Keyword search has problems:

it cannot match synonyms or different word forms (singular - plural etc.)
it cannot distinguish different meanings of a word (“bank”)

Not surprisingly, vector embeddings generically lead to vastly better matches between prompts and documents.

How to create embedding models suitable for RAG applications?

Already seen: Word2vec methods (self-supervised learning)

also possible:

Contrastive learning (supervised training with positive and negative phrase pairs)
Pretrained LLM (self-supervised learning) - often specialized embedding LLM (e.g. encoder-only)

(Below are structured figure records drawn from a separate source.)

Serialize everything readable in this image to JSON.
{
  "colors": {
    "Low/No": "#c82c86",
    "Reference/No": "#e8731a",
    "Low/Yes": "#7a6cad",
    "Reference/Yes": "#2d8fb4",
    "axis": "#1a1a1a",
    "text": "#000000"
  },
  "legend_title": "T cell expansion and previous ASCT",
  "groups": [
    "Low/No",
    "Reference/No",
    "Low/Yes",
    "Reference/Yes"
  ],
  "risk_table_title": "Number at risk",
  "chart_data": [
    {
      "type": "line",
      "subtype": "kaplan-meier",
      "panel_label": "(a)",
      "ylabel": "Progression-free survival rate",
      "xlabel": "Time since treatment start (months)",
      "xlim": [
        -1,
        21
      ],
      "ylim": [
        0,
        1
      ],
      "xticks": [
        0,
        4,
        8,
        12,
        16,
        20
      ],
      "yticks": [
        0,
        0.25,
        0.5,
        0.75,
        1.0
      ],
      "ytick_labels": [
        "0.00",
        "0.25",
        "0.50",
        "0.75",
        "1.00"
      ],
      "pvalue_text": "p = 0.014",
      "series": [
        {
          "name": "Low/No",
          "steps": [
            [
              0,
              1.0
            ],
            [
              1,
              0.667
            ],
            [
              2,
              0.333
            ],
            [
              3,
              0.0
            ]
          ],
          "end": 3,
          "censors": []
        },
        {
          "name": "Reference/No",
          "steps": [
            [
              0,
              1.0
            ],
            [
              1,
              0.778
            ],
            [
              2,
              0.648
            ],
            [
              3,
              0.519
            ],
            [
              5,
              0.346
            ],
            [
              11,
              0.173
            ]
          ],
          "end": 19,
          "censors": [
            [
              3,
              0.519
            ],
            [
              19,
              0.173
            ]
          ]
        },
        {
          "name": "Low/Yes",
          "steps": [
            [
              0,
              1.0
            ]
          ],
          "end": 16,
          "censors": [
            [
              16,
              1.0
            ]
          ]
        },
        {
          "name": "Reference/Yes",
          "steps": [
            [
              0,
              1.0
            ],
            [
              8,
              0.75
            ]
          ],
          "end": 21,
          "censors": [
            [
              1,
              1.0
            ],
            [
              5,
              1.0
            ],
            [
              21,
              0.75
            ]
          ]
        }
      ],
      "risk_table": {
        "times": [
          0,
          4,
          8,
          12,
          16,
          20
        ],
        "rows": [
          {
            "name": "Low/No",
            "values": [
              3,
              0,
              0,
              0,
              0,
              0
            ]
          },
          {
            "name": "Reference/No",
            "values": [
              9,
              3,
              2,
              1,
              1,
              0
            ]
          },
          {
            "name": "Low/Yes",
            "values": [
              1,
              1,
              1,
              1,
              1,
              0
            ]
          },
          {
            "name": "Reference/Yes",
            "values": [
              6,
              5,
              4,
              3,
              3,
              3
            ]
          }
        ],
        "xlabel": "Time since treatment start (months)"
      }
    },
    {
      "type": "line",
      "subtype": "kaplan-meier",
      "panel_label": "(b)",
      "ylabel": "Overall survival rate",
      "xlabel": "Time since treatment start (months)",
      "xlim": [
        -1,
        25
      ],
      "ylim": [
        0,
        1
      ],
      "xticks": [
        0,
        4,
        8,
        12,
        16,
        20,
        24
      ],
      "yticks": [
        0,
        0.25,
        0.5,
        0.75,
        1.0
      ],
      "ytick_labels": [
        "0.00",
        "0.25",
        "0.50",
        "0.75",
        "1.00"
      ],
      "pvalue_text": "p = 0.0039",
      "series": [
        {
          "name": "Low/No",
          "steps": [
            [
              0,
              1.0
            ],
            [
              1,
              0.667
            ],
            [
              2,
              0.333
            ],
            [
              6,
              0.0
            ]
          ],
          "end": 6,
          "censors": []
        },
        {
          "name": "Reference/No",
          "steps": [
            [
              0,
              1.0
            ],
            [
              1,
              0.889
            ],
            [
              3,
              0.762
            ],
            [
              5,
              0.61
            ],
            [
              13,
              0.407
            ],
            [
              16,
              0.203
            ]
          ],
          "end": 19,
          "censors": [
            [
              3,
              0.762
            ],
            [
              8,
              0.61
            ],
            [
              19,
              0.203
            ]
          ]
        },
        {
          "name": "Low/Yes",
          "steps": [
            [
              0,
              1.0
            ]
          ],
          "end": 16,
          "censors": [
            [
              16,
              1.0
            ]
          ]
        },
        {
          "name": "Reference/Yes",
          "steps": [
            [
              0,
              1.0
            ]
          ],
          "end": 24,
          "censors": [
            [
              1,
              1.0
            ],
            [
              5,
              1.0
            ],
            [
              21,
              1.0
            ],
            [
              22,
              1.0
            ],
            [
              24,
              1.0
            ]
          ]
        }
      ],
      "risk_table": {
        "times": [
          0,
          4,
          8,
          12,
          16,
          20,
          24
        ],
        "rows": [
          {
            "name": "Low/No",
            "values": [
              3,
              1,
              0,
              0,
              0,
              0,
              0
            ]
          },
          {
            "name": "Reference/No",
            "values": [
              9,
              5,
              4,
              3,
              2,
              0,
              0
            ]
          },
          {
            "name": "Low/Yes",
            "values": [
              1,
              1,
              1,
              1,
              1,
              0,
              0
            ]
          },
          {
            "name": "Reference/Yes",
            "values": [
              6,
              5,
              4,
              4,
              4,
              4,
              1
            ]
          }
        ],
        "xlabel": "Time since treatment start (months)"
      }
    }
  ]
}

Retriever quality metrics #

Note: the retriever quality can only determined reliably if the correct answers are known, i.e. each document (in the test set) is labeled as relevant or irrelevant to a given test prompt!

Precision: relevant retrieved / total retrieved (reduced by false positives)

Recall: relevant retrieved / total relevant (reduced by false negatives)

RAG ... — **Figure 4.6:** RAG metrics example (source: Coursera RAG course)

Retrieval metrics are influenced by how many documents the retriever returns (top)

Often cited precision/recall@k: precision@5, recall@5, precision@15, recall@15

Mean Average Precision (MAP@K): evaluates average precision for relevant documents in first K documents.

Reciprocal rank: Measures the rank of the first relevant document in the returned list (Mean Reciprocal Rank, MRR: average over range of prompts)

4.3 Information retrieval in production #

Let us now turn to the question how a vector search can be performed in practice.

This is a highly nontrivial task for large document (chunk) data bases, possibly with billions of documents.

Note that an obvious approach that one might use for vector searches in two or three dimensions, partitioning the space in sections and only search in quadrants or sections close to the target vector, does not work in high dimensions.

KNN: K Nearest Neighbors #

Let us first state the naive solution: the K nearest neighbor (KNN) algorithm.

Parameter: number k of result vectors

Given: prompt embedding vector y, data base with document vectors \(x_i; 1\le i \le N\)

Task: find in the set \({x_i}\) the k closest vectors to \(y\)

initialize result list with \(x1, …, x_k\); compute distances \(s_i = |x_i - y|\)
sort result list by s_i
for \(k+1\le i \le N\):
1. compute \(s_{i}\)
2. if \(s_i<s_k\): replace \(x_k\) in result list by \(x_i\); sort result list

Effort scales with number of vectors in data base - in general too expensive!